En matière de surprises, nous sommes servis, car une amie journaliste japonaise avait reçu d’un vigneron japonais une bouteille de deux litres de l’année de naissance du vigneron. Celui-ci a reconditionné le vin dans des bouteilles de 75cl récentes, appliquant juste une étiquette sur la bouteille fermée d’un bouchon neutre. Le Vin du Château Katsunuma Japon 1938 est une énigme totale. Pendant de longues minutes, je ne peux pas croire que ce vin aurait plus de 75 ans. Il est d’un rouge d’une jeunesse extrême fruité comme un gamin. Là aussi la palette de saveurs étranges et indescriptibles est très fournie et sans fin. Ce vin me plait énormément car il amène dans l’inconnu. L’amie ne croyait pas que le vin serait bon. Elle est toute émue de voir que ce vin, fort symbole pour elle, est au rendez-vous. Nous avons eu coup sur coup deux surprises extrêmes, diablement excitantes.

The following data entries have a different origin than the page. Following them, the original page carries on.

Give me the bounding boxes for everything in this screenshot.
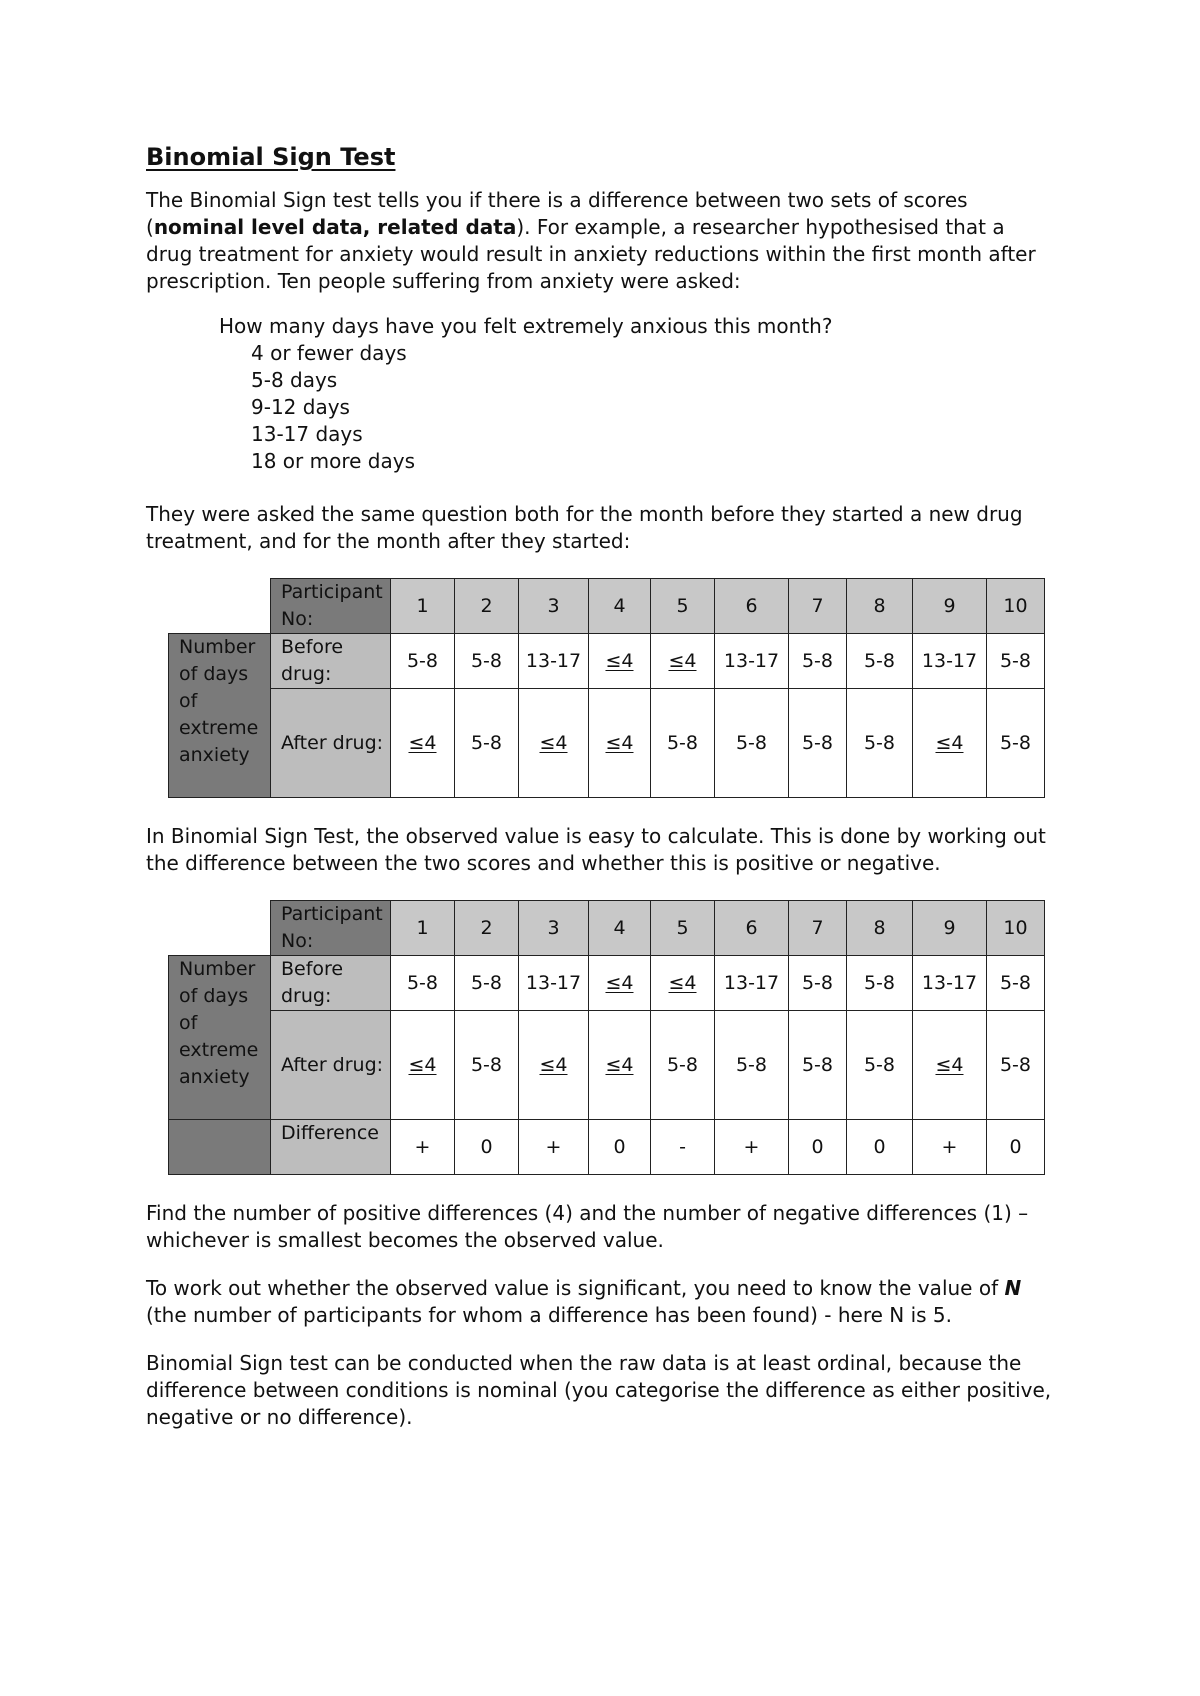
participant-number: 10 xyxy=(987,901,1045,956)
intro-bold-text: nominal level data, related data xyxy=(153,215,517,239)
participant-number: 8 xyxy=(847,579,913,634)
participant-number: 5 xyxy=(651,901,715,956)
after-cell: 5-8 xyxy=(789,689,847,798)
after-row xyxy=(169,689,1045,798)
table-header-row xyxy=(169,901,1045,956)
before-cell: 13-17 xyxy=(715,956,789,1011)
difference-cell: + xyxy=(715,1120,789,1175)
participant-number: 7 xyxy=(789,901,847,956)
before-cell: 5-8 xyxy=(455,956,519,1011)
participant-number: 10 xyxy=(987,579,1045,634)
significance-text-2: (the number of participants for whom a difference has been found) - here N is 5. xyxy=(146,1303,953,1327)
after-cell: ≤4 xyxy=(391,1011,455,1120)
participant-number: 2 xyxy=(455,901,519,956)
after-cell: ≤4 xyxy=(519,689,589,798)
row-group-label: Number of days of extreme anxiety xyxy=(169,634,271,798)
before-cell: 5-8 xyxy=(391,634,455,689)
participant-number: 6 xyxy=(715,901,789,956)
empty-cell xyxy=(169,901,271,956)
difference-row xyxy=(169,1120,1045,1175)
survey-question: How many days have you felt extremely anxious this month? xyxy=(219,314,833,338)
count-paragraph: Find the number of positive differences (4) and the number of negative differences (1) – whichever is smallest becomes the observed value. xyxy=(146,1201,1029,1252)
n-symbol: N xyxy=(1004,1276,1022,1300)
before-cell: 5-8 xyxy=(391,956,455,1011)
before-cell: 13-17 xyxy=(715,634,789,689)
before-cell: ≤4 xyxy=(589,956,651,1011)
participant-number: 9 xyxy=(913,901,987,956)
after-cell: 5-8 xyxy=(651,1011,715,1120)
after-cell: 5-8 xyxy=(987,689,1045,798)
difference-cell: 0 xyxy=(789,1120,847,1175)
participant-number: 9 xyxy=(913,579,987,634)
option-item: 5-8 days xyxy=(251,368,338,392)
option-item: 4 or fewer days xyxy=(251,341,407,365)
participant-number: 2 xyxy=(455,579,519,634)
intro-paragraph xyxy=(146,187,1056,295)
participant-number: 7 xyxy=(789,579,847,634)
table-header-row xyxy=(169,579,1045,634)
significance-paragraph xyxy=(146,1275,1056,1329)
participant-number: 4 xyxy=(589,901,651,956)
difference-cell: - xyxy=(651,1120,715,1175)
before-cell: ≤4 xyxy=(651,634,715,689)
before-cell: ≤4 xyxy=(651,956,715,1011)
participant-number: 5 xyxy=(651,579,715,634)
after-cell: ≤4 xyxy=(519,1011,589,1120)
before-cell: 13-17 xyxy=(519,634,589,689)
after-cell: 5-8 xyxy=(847,1011,913,1120)
conditions-paragraph: Binomial Sign test can be conducted when the raw data is at least ordinal, because the difference between conditions is nominal (you categorise the difference as either positive, negative or no difference). xyxy=(146,1351,1052,1429)
participant-number: 1 xyxy=(391,579,455,634)
difference-cell: 0 xyxy=(987,1120,1045,1175)
difference-cell: + xyxy=(913,1120,987,1175)
after-cell: 5-8 xyxy=(455,1011,519,1120)
before-cell: 13-17 xyxy=(913,956,987,1011)
participant-number: 8 xyxy=(847,901,913,956)
option-item: 9-12 days xyxy=(251,395,350,419)
difference-cell: + xyxy=(391,1120,455,1175)
before-cell: 5-8 xyxy=(987,634,1045,689)
difference-table xyxy=(168,900,1045,1175)
after-cell: 5-8 xyxy=(847,689,913,798)
difference-label: Difference xyxy=(271,1120,391,1175)
before-cell: 5-8 xyxy=(847,634,913,689)
participant-number: 4 xyxy=(589,579,651,634)
before-cell: 13-17 xyxy=(519,956,589,1011)
method-paragraph: They were asked the same question both for the month before they started a new drug treatment, and for the month after they started: xyxy=(146,502,1023,553)
difference-cell: + xyxy=(519,1120,589,1175)
participant-number: 6 xyxy=(715,579,789,634)
participant-header: Participant No: xyxy=(271,901,391,956)
participant-number: 1 xyxy=(391,901,455,956)
page-title: Binomial Sign Test xyxy=(146,143,396,171)
difference-cell: 0 xyxy=(589,1120,651,1175)
observed-value-paragraph: In Binomial Sign Test, the observed value is easy to calculate. This is done by working out the difference between the two scores and whether this is positive or negative. xyxy=(146,824,1046,875)
before-label: Before drug: xyxy=(271,956,391,1011)
after-cell: ≤4 xyxy=(391,689,455,798)
after-label: After drug: xyxy=(271,1011,391,1120)
row-group-label: Number of days of extreme anxiety xyxy=(169,956,271,1120)
after-cell: ≤4 xyxy=(589,1011,651,1120)
before-label: Before drug: xyxy=(271,634,391,689)
after-row xyxy=(169,1011,1045,1120)
before-cell: 5-8 xyxy=(847,956,913,1011)
option-item: 18 or more days xyxy=(251,449,415,473)
after-cell: 5-8 xyxy=(455,689,519,798)
before-cell: 5-8 xyxy=(987,956,1045,1011)
participant-number: 3 xyxy=(519,901,589,956)
intro-text-2: ). For example, a researcher hypothesised that a drug treatment for anxiety would result in anxiety reductions within the first month after prescription. Ten people suffering from anxiety were asked: xyxy=(146,215,1036,293)
after-cell: ≤4 xyxy=(589,689,651,798)
answer-options xyxy=(251,340,415,475)
after-label: After drug: xyxy=(271,689,391,798)
significance-text-1: To work out whether the observed value is significant, you need to know the value of xyxy=(146,1276,1005,1300)
participant-header: Participant No: xyxy=(271,579,391,634)
before-cell: 5-8 xyxy=(455,634,519,689)
before-cell: 5-8 xyxy=(789,956,847,1011)
after-cell: 5-8 xyxy=(651,689,715,798)
difference-cell: 0 xyxy=(455,1120,519,1175)
participant-number: 3 xyxy=(519,579,589,634)
after-cell: 5-8 xyxy=(715,1011,789,1120)
empty-label-cell xyxy=(169,1120,271,1175)
intro-text-1: The Binomial Sign test tells you if there is a difference between two sets of scores ( xyxy=(146,188,968,239)
after-cell: 5-8 xyxy=(789,1011,847,1120)
after-cell: ≤4 xyxy=(913,1011,987,1120)
before-row xyxy=(169,956,1045,1011)
before-cell: 13-17 xyxy=(913,634,987,689)
after-cell: ≤4 xyxy=(913,689,987,798)
option-item: 13-17 days xyxy=(251,422,363,446)
empty-cell xyxy=(169,579,271,634)
before-row xyxy=(169,634,1045,689)
after-cell: 5-8 xyxy=(987,1011,1045,1120)
scores-table xyxy=(168,578,1045,798)
difference-cell: 0 xyxy=(847,1120,913,1175)
before-cell: 5-8 xyxy=(789,634,847,689)
after-cell: 5-8 xyxy=(715,689,789,798)
before-cell: ≤4 xyxy=(589,634,651,689)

Le Varennes Franc de Pied Chinon Domaine Charles Joguet 1989 est un vin de la propriété de ma voisine de table. L’attaque est de pur charme. Le vin a une belle charpente et une complexité remarquable. C’est un vin qui fait plaisir à boire, rassurant par sa solide structure. La vigneronne a aussi apporté un 1996 affecté au deuxième groupe. J’ai pu le goûter et c’est un vin très canvaincant et -forcément – rabelaisien.
On me fait goûter le Château La Mission Haut-Brion 1943* de l’autre table que j’avais annoncé probablement mort et à ma grande surprise, il est comme monsieur de la Palice, encore bien vivant.

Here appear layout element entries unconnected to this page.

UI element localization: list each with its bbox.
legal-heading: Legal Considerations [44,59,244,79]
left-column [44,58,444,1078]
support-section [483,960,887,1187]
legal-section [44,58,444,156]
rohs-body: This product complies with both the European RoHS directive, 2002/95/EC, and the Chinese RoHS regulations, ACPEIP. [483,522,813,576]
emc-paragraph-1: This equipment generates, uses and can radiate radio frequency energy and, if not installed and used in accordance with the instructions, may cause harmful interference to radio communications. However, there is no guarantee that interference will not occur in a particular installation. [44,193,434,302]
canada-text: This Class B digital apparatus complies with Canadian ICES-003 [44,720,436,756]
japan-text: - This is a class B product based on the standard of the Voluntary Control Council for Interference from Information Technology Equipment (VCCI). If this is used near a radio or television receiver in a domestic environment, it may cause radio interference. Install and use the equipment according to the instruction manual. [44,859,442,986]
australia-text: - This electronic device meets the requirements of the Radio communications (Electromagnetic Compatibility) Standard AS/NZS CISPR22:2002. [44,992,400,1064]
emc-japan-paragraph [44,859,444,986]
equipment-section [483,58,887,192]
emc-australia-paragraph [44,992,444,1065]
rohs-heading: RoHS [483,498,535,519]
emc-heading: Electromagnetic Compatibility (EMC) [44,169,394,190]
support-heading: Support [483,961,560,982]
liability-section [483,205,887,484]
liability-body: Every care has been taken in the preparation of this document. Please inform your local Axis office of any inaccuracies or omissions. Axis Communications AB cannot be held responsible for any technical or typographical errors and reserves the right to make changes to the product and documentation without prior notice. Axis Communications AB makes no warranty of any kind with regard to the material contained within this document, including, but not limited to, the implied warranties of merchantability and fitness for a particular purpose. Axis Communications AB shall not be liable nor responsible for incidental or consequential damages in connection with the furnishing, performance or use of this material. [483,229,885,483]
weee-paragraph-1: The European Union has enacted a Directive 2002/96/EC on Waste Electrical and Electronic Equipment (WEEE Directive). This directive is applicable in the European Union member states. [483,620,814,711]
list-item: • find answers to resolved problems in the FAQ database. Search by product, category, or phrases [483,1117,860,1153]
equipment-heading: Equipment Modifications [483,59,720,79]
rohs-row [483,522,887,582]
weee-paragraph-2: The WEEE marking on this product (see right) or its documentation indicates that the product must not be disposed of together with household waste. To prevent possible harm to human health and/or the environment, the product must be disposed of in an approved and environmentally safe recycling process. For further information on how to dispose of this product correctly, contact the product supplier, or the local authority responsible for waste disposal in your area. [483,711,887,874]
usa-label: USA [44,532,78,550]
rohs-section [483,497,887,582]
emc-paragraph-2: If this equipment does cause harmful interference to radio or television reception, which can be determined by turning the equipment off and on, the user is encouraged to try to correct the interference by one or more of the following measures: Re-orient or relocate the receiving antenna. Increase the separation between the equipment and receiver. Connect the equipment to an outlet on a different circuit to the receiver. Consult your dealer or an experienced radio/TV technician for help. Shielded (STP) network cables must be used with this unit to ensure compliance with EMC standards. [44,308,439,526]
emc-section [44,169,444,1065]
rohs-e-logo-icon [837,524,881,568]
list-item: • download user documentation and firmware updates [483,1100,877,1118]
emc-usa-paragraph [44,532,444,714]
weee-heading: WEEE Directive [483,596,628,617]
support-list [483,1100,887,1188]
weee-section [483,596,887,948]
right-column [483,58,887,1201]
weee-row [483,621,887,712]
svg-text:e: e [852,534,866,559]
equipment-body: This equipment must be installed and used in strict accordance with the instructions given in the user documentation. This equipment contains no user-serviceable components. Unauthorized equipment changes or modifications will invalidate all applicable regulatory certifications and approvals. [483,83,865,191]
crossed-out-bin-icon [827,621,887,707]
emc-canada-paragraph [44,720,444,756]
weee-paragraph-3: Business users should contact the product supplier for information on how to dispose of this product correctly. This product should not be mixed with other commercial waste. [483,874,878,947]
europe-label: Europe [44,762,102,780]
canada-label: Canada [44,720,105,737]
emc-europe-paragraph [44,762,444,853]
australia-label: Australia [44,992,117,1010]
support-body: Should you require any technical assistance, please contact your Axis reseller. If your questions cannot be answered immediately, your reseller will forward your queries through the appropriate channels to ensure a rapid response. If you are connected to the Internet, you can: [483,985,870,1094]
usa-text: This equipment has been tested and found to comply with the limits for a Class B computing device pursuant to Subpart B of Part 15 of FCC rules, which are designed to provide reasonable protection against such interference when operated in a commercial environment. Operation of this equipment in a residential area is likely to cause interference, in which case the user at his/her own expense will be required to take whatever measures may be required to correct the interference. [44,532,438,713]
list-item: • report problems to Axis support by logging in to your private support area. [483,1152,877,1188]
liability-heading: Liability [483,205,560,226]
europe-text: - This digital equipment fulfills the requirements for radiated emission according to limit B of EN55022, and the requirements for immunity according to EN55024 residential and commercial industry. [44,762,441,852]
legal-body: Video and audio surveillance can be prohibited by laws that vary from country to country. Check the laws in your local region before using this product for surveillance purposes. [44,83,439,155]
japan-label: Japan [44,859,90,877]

Le Château Carbonnieux rouge 1961* est un vin encourageant, car il a une matière très riche et très dense, à la limite de la torréfaction mais le charme prime. Cette bouteille avait un niveau très bas mais ne souffre pas de ce défaut, tant le vin est solide.
Le Château Fougueyrat Saint Emilion 1961 est de la même année que le Graves. Il a plus de grâce et de subtilité que le Carbonnieux.
Nous allons diverger autour de la table pour dire si nous préférons le Château Fougueyrat Saint Emilion 1947 ou bien le 1961 qui le précédait. Beaucoup vont aimer le 1947. Je diffère, car le 1947 est exactement ce qu’on attendrait d’un 1947 mais il est trop dans la ligne du parti, alors que le 1961 est un peu plus canaille pour mon palais.
L’aventure du Château Ausone 1953* se termine avant de commencer car le vin est bouchonné. Je n’ai pas eu d’information sur l’autre bouteille de ce vin que j’avais apportée pour le groupe 2.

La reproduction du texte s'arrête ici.